В гостинице Рой обратил внимание на сумрачный вид брата.

– Неужели не хочешь возвратиться на Землю? – спросил он. – Ты предложил замечательную гипотезу. Если она подтвердится, совершится одно из крупнейших открытий нашего времени. Или ты не веришь, что нам предоставят такую возможность?

– Не в том дело, Рой, я хочу вернуться домой – и боюсь…

– Чего боишься?

– Как мне смотреть в глаза Андрею? – грустно сказал Генрих. – Я сказал: «Возвращу тебе невесту в добром здравии и хорошем расположении духа». И возвращаю – саркофаг!

Умершие живут

1

Петр потерял нить спора. Рой и Генрих спорили всегда. В мире не было явления, которое братья оценили бы одинаково. Если один говорил: «да», другой сразу же откликался: «нет». Даже по виду они были не разные, а противоположные. Рой – два метра тридцать, голубоглазый, белокурый – был так обстоятелен, что отвечал речами на реплики. Генрих – всего метр девяносто восемь, черноволосый, непоседливый – даже на научных совещаниях ограничивался репликами вместо речей. Словоохотливость Роя раздражала Генриха, он насмехался над стремлением брата не упустить ни одной мелочи. Исследования по расшифровке слабых излучений человеческого мозга, уловленных приборами в межзвездном пространстве, они совершили совместно. Еще когда Генрих заканчивал школу – Рой был на семь лет старше, – братья стали работать вместе и с той поры не разлучались ни на день. Достаточно было одному чем-либо заинтересоваться, как другой тотчас загорался этим же. Трудно было найти столь же близких друзей, как эти два человека.

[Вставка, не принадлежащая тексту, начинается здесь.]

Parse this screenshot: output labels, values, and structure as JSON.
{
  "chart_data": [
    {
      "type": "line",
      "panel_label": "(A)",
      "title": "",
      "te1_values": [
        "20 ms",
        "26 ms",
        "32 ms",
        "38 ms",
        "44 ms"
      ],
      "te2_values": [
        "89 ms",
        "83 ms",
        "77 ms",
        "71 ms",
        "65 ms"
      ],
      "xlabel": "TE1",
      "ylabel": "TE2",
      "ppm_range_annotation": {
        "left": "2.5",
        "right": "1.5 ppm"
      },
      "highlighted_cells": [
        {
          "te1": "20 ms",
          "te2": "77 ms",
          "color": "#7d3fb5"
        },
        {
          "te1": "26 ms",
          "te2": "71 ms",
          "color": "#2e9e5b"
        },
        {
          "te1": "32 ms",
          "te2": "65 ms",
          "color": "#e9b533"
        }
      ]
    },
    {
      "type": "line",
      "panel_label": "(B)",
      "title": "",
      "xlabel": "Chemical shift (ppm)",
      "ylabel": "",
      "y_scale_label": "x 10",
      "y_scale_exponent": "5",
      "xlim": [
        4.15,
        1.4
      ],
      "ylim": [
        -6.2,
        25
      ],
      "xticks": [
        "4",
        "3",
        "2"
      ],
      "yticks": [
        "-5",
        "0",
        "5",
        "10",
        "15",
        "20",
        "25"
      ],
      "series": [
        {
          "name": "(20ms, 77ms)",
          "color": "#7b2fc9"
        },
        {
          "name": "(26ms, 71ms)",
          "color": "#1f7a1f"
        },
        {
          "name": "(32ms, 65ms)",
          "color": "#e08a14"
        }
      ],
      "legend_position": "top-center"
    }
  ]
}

– Ты не желаешь слушать! – упрекнул Генрих Петра.

– …и потому надо переработать огромный фактический материал, фиксируя сразу десятки и тысячи объектов, – невозмутимо продолжал Рой какой-то сложно задуманный аргумент.

– Тумба! – с досадой продолжал Генрих. – Даже тумба – и та внимательнее тебя, Петр.

– …а на основе проделанного затем подсчета и отбора наиболее благоприятных случаев…

– Я отвлекся, – сказал Петр с раскаянием.

– …учитывая, конечно, индивидуальные особенности каждого объекта, ибо на расстояниях в сотни светолет искажения неизбежны, и, кроме общей для всех характеристики, они будут пронизаны своими неповторимыми особенностями…

– Твое мнение? – потребовал Генрих.

– У меня его нет, – сказал Петр. – Я наблюдатель, а не судья.

– …вывести общее правило поиска и применить его к расшифровке других объектов, которые, в свою очередь…

Генрих вскочил:

– Выводи общие правила, а я начну, как все люди, с самого простого.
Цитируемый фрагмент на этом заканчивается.